然后像下面这样的表达式将是 SARGable，因为您的数据库将使用 DATEADD(dd,-30-4, cast([Week_end])) 上的索引，因此如果您有上面示例中的索引，那么像下面这样的条件将很快。

and cast(wb1m.[PurchaseDate] as date) >= DATEADD(dd,-30-4,cast(a.[Week_end] as date))

请注意，将 PurchaseDate 转换为日期会产生一个 SARGable 表达式，尽管 cast 看起来像一个函数，因为 SQL Server 对日期时间有特殊处理，即使您部分搜索日期时间字段（仅限日期部分）。与部分表达式like、where lastname LIKE 'Mc%' 类似，即使索引针对整个姓氏字段，该表达式也是可搜索的。我跑题了。

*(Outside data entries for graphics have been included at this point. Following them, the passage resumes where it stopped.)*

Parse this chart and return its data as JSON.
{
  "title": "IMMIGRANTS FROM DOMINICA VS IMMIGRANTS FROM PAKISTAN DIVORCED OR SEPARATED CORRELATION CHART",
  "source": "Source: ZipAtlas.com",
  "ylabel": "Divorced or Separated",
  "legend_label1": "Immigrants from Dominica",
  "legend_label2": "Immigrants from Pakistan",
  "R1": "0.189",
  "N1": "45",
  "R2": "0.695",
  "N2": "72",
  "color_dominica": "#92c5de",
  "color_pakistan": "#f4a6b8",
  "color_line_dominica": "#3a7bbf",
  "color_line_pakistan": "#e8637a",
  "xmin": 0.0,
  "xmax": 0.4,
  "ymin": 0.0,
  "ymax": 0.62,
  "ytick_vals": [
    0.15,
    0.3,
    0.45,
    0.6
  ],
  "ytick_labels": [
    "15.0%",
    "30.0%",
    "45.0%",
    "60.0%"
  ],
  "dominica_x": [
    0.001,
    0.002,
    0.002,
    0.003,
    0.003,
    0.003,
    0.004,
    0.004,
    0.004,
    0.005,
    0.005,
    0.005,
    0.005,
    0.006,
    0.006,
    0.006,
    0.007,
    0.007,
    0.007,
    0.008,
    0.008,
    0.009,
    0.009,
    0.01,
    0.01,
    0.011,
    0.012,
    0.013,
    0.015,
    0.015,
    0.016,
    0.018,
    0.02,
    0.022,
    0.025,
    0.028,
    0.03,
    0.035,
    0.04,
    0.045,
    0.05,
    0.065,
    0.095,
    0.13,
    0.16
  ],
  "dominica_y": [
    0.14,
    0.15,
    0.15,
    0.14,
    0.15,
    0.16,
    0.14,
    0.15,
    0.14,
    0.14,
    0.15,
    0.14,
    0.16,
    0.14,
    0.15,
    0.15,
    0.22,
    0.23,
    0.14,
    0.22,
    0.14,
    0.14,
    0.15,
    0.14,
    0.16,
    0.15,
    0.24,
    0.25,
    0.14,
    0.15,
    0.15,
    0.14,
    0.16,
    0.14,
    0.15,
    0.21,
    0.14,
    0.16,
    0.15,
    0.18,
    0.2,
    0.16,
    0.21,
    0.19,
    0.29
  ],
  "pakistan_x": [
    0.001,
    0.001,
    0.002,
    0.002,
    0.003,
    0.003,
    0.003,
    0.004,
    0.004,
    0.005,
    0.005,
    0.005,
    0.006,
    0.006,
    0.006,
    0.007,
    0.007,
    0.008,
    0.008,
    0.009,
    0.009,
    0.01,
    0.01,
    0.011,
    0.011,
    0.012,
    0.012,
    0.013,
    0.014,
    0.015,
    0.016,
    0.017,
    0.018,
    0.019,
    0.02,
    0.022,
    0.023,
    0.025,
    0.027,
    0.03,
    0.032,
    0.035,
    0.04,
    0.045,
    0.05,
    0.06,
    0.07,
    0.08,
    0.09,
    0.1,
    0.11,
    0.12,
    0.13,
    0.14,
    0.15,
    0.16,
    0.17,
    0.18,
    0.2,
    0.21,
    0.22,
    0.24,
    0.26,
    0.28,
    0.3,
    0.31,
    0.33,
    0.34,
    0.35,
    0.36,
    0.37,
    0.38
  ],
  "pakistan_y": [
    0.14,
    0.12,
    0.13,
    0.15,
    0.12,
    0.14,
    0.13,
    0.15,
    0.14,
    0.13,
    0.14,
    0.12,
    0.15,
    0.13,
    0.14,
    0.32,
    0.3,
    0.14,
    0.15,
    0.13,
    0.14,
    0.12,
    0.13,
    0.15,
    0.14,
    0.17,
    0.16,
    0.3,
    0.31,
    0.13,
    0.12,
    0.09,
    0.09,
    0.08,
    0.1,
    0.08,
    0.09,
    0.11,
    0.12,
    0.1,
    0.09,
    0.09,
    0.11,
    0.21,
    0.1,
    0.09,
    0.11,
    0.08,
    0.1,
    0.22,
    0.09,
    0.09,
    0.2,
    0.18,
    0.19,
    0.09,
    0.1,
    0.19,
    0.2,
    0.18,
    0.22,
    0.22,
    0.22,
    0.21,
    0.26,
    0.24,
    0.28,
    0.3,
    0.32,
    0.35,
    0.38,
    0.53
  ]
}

为了在 SQL Server 上实现表达式的索引，您可以在该表达式上创建一个计算列..，例如，

CREATE TABLE base2 (
  Users_id NOT NULL PRIMARY KEY ,
  Week_start date ,
  Week_end date,
  Parameter1 int,
  Parameter2 int,
  Thirty4DaysAgo as DATEADD(dd,-30-4, cast([Week_end] as date))
)

..然后在该列上创建索引：

create index ix_base2_34_days_ago on base2(Thirty4DaysAgo)

然后将您的表达式更改为：

and cast(wb1m.[PurchaseDate] as date) >= a.Thirty4DaysAgo

这就是我之前的建议，将旧表达式更改为使用计算列。但是，在进一步搜索后，您似乎可以只保留原始代码，因为 SQL Server 可以智能地将表达式与计算列匹配，并且如果您在该列上有索引，则您的表达式将是 SARGable。因此，您的 DBA 可以在幕后优化事物，并且您的原始代码将运行优化，而无需对您的代码进行任何更改。因此无需更改以下内容，它将是 SARGable（假设您的 DBA 为 dateadd(recurring parameters here) 表达式创建了一个计算列，并在其上应用了索引）：

and cast(wb1m.[PurchaseDate] as date) >= DATEADD(dd,-30-4,cast(a.[Week_end] as date))

唯一的缺点（与 Postgres 相比）是在使用 SQL Server 时，您的表上仍有悬空的计算列 :)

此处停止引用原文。